Commandants de l'état-major des FARC. Au centre, Raul Reyes, nš2 de cette guérilla marxiste née en 1964 - Photo FARC-EP
BOGOTA, dimanche 3 juin 2007 (LatinReporters.com) - Sous le titre "Tromperie", un communiqué de l'état-major de la guérilla marxiste des FARC (Forces armées révolutionnaires de Colombie) critique la libération unilatérale de guérilleros ordonnée par le président colombien Alvaro Uribe et réitère les conditions des rebelles à un échange de prisonniers.

Cet échange éventuel, connu sous le nom d'accord humanitaire, permettrait notamment la libération de la Franco-Colombienne Ingrid Betancourt, otage des rebelles depuis le 23 février 2002.

L'état-major des FARC exige à nouveau que cet accord soit négocié dans une zone préalablement démilitarisée qui couvrirait les municipalités de Florida et Pradera, soit un territoire de 800 km2 dans le sud-ouest de la Colombie.

Le communiqué de la guérilla est diffusé ce dimanche par l'agence ANNCOL, proche des FARC.

Sous la requête pressante du président français Nicolas Sarkozy en faveur d'un échange humanitaire de prisonniers, le président Alvaro Uribe prépare depuis plusieurs jours la libération unilatérale de plusieurs centaines de guérilleros emprisonnés.
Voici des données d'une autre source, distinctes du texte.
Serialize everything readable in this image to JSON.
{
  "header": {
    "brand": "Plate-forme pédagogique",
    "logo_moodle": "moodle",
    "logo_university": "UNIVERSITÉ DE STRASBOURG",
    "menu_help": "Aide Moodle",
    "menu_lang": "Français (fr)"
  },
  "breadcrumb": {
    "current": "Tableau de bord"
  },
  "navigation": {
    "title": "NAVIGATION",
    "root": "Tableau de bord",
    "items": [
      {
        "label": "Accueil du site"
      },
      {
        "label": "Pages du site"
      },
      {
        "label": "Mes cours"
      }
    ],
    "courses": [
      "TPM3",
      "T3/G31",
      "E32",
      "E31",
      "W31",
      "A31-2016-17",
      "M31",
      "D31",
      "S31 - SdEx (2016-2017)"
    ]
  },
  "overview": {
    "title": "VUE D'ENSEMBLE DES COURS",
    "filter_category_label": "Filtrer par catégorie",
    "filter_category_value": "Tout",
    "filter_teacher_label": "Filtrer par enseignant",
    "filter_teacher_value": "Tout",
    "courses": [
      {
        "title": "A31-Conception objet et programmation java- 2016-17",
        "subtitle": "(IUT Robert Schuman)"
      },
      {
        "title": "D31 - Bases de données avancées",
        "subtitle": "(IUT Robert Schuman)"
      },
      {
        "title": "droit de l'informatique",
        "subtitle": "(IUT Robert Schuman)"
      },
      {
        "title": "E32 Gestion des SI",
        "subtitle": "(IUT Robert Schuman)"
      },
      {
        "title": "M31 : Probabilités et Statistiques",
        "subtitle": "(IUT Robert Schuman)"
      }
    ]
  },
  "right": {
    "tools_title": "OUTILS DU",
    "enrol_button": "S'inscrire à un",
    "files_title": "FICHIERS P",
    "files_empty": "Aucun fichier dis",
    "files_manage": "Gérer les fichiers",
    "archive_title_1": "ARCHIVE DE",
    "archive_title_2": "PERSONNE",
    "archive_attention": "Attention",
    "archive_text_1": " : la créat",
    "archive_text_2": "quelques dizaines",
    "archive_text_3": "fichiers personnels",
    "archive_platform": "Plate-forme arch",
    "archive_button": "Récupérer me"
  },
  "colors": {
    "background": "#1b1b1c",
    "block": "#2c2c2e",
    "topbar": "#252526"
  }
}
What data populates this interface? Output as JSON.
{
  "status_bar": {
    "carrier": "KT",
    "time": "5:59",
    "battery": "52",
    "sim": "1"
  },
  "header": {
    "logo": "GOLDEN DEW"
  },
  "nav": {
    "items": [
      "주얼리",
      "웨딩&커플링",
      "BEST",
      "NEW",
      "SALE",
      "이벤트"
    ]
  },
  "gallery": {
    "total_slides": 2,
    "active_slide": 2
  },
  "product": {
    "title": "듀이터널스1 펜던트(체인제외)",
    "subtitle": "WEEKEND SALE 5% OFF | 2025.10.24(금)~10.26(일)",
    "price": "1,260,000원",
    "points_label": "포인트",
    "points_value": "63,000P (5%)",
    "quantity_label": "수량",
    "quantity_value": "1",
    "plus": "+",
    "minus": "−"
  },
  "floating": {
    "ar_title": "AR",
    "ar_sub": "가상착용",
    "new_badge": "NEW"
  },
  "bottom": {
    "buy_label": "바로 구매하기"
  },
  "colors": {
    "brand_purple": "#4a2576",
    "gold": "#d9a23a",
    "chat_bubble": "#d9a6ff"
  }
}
Le chef de l'Etat colombien a exprimé publiquement son espoir que ce geste incitera les FARC à libérer leurs otages dits politiques, plus de cinquante, dont Ingrid Betancourt, sa compagne Clara Rojas et trois Américains.

Dans son communiqué, l'état-major des FARC qualifie cette initiative de "farce uribiste" et l'assimile à une tentative du président Uribe d'occulter son intention d'empêcher la justice d'éclaircir les scandales qui frappent des militaires et des parlementaires proches du gouvernement, accusés d'espionnage téléphonique et/ou de collusion avec les paramilitaires d'extrême droite qui ont perpétré de multiples massacres de civils.
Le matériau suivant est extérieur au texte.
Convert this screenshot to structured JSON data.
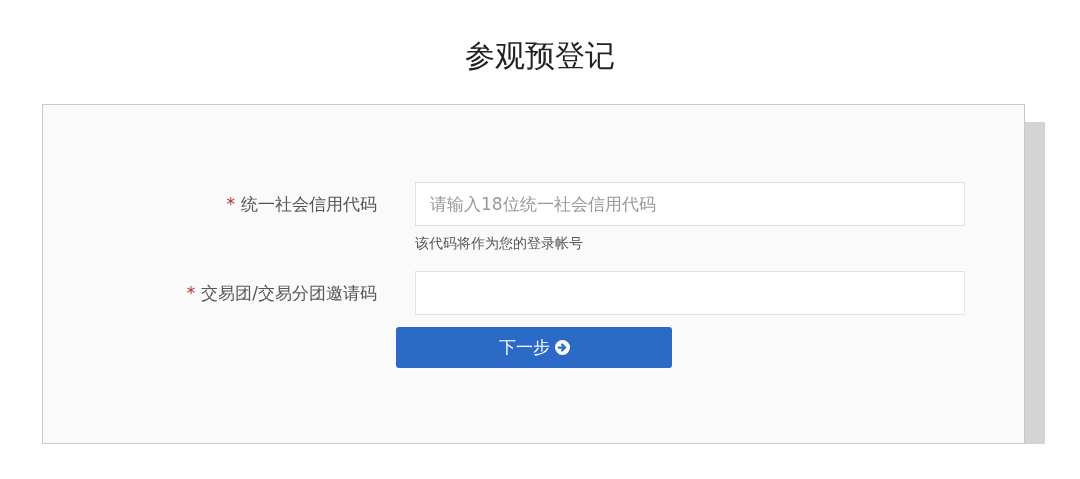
{
  "title": "参观预登记",
  "fields": [
    {
      "label": "统一社会信用代码",
      "required_mark": "*",
      "placeholder": "请输入18位统一社会信用代码",
      "hint": "该代码将作为您的登录帐号"
    },
    {
      "label": "交易团/交易分团邀请码",
      "required_mark": "*"
    }
  ],
  "button": {
    "label": "下一步"
  }
}
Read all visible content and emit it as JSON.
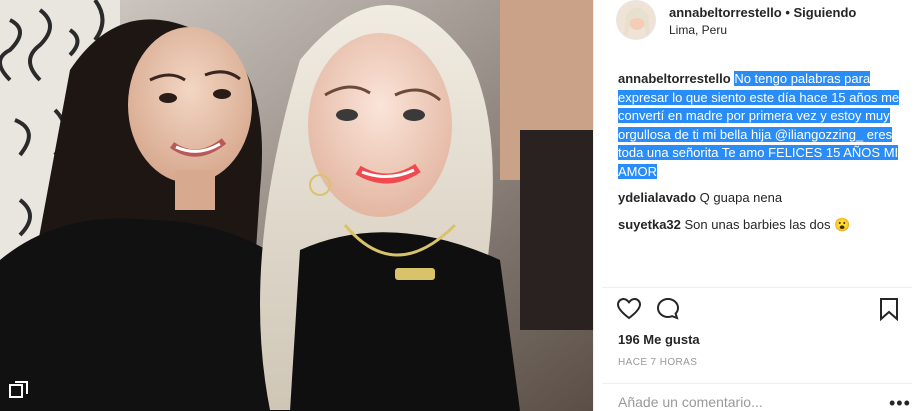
{
  "post": {
    "author": "annabeltorrestello",
    "separator": "•",
    "follow_status": "Siguiendo",
    "location": "Lima, Peru"
  },
  "caption": {
    "user": "annabeltorrestello",
    "text": "No tengo palabras para expresar lo que siento este día hace 15 años me convertí en madre por primera vez y estoy muy orgullosa de ti mi bella hija @iliangozzing_ eres toda una señorita Te amo FELICES 15 AÑOS MI AMOR"
  },
  "comments": [
    {
      "user": "ydelialavado",
      "text": "Q guapa nena"
    },
    {
      "user": "suyetka32",
      "text": "Son unas barbies las dos 😮"
    }
  ],
  "likes": "196 Me gusta",
  "timestamp": "HACE 7 HORAS",
  "add_comment": {
    "placeholder": "Añade un comentario..."
  },
  "icons": {
    "like": "heart-outline-icon",
    "comment": "speech-bubble-icon",
    "save": "bookmark-icon",
    "more": "ellipsis-icon",
    "multi": "multi-photo-icon"
  },
  "colors": {
    "selection": "#2a8df7",
    "text": "#262626",
    "muted": "#999999"
  }
}
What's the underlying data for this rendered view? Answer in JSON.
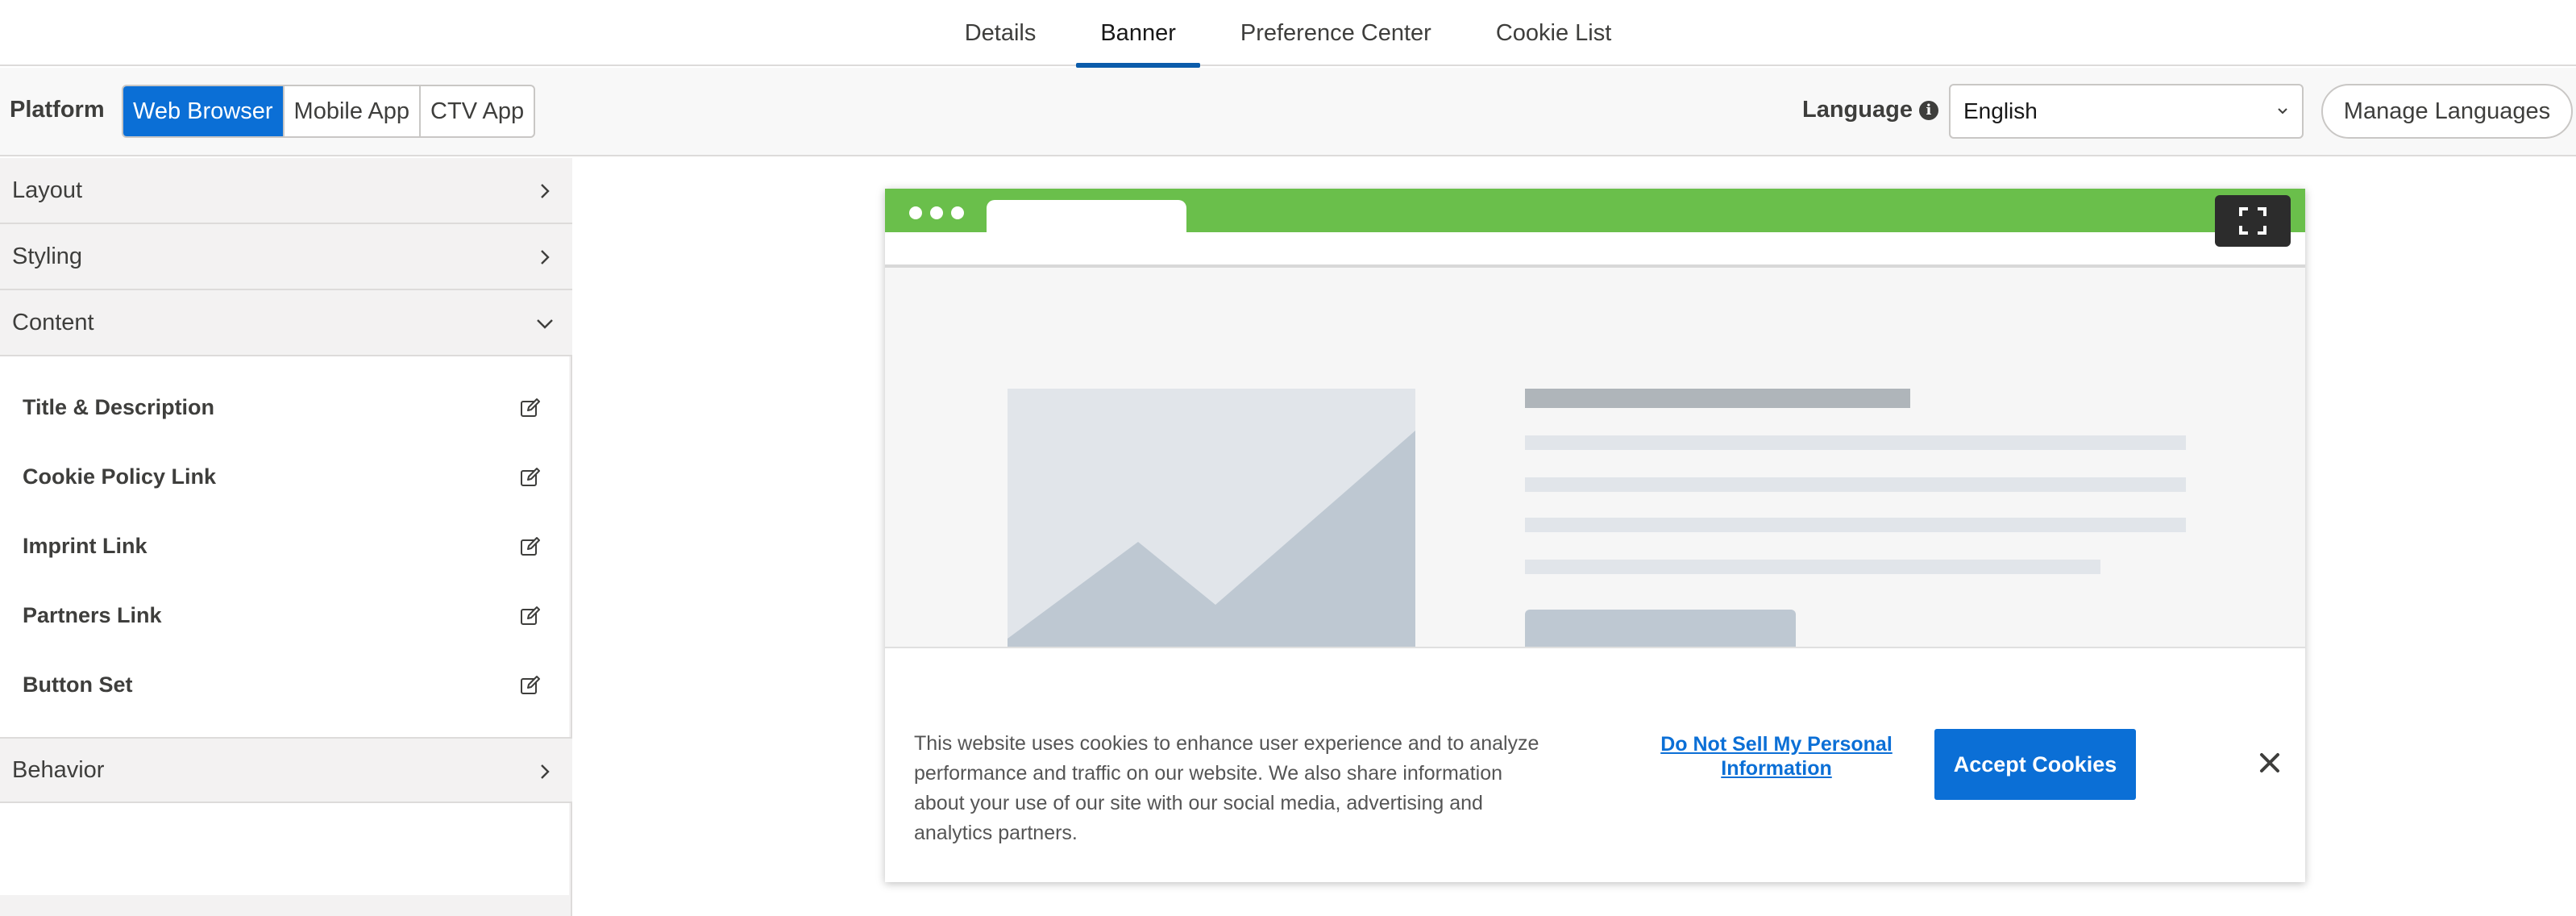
{
  "tabs": [
    {
      "label": "Details"
    },
    {
      "label": "Banner"
    },
    {
      "label": "Preference Center"
    },
    {
      "label": "Cookie List"
    }
  ],
  "active_tab": "Banner",
  "platform": {
    "label": "Platform",
    "options": [
      "Web Browser",
      "Mobile App",
      "CTV App"
    ],
    "selected": "Web Browser"
  },
  "language": {
    "label": "Language",
    "selected": "English",
    "manage_label": "Manage Languages"
  },
  "sidebar": {
    "sections": [
      {
        "label": "Layout",
        "expanded": false
      },
      {
        "label": "Styling",
        "expanded": false
      },
      {
        "label": "Content",
        "expanded": true
      },
      {
        "label": "Behavior",
        "expanded": false
      }
    ],
    "content_items": [
      {
        "label": "Title & Description"
      },
      {
        "label": "Cookie Policy Link"
      },
      {
        "label": "Imprint Link"
      },
      {
        "label": "Partners Link"
      },
      {
        "label": "Button Set"
      }
    ]
  },
  "banner": {
    "text": "This website uses cookies to enhance user experience and to analyze performance and traffic on our website. We also share information about your use of our site with our social media, advertising and analytics partners.",
    "dns_link": "Do Not Sell My Personal Information",
    "accept_label": "Accept Cookies"
  },
  "colors": {
    "accent": "#0b6fd6",
    "browser_chrome": "#6abf4b",
    "tab_underline": "#0b5cab"
  },
  "icons": {
    "info": "info-icon",
    "edit": "edit-icon",
    "fullscreen": "fullscreen-icon",
    "close": "close-icon"
  }
}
Accusant le président Uribe de "tromper les familles et amis des prisonniers des deux camps", les chefs de la guérilla affirment que les prétendus guérilleros dont le chef de l'Etat a annoncé l'imminente libération ne seraient pas de véritables militants des FARC, lesquels refuseraient "l'offre trompeuse", mais, d'une part, des déserteurs dont la trahison les empêcherait d'être encore des guérilleros et, d'autre part, de simples civils accusés d'appartenir à la guérilla.
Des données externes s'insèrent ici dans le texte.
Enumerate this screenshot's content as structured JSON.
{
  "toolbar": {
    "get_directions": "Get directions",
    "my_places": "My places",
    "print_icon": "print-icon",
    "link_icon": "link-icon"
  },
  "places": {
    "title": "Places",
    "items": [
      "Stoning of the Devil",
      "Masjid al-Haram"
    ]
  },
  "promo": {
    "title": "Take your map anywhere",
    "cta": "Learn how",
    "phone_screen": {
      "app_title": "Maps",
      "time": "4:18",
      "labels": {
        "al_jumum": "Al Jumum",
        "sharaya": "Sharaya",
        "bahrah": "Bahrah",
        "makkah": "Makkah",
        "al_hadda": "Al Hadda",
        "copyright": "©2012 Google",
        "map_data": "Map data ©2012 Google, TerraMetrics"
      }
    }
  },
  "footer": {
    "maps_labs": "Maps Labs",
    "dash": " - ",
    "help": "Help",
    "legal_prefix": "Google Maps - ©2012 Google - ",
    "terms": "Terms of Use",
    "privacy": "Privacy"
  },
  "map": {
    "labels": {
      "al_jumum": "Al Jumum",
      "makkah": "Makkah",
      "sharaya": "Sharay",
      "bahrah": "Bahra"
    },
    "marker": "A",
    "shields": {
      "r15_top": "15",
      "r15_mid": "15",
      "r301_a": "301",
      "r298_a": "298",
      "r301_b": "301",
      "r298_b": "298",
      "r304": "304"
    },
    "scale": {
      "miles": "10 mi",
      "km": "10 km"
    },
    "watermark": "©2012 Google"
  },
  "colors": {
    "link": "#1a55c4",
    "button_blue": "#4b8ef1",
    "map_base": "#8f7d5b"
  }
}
Selon les FARC, un échange humanitaire devra être le résultat "d'accords entre l'Etat et l'insurrection révolutionnaire, avec la définition de critères, de délais, de noms, de garanties et de mécanismes de vérification". Ce processus comprendrait nécessairement, insiste l'état-major de la guérilla, la démilitarisation des municipalités de Florida et Pradera pour y négocier l'échange. Cette condition a été rejetée à plusieurs reprises par le président Uribe.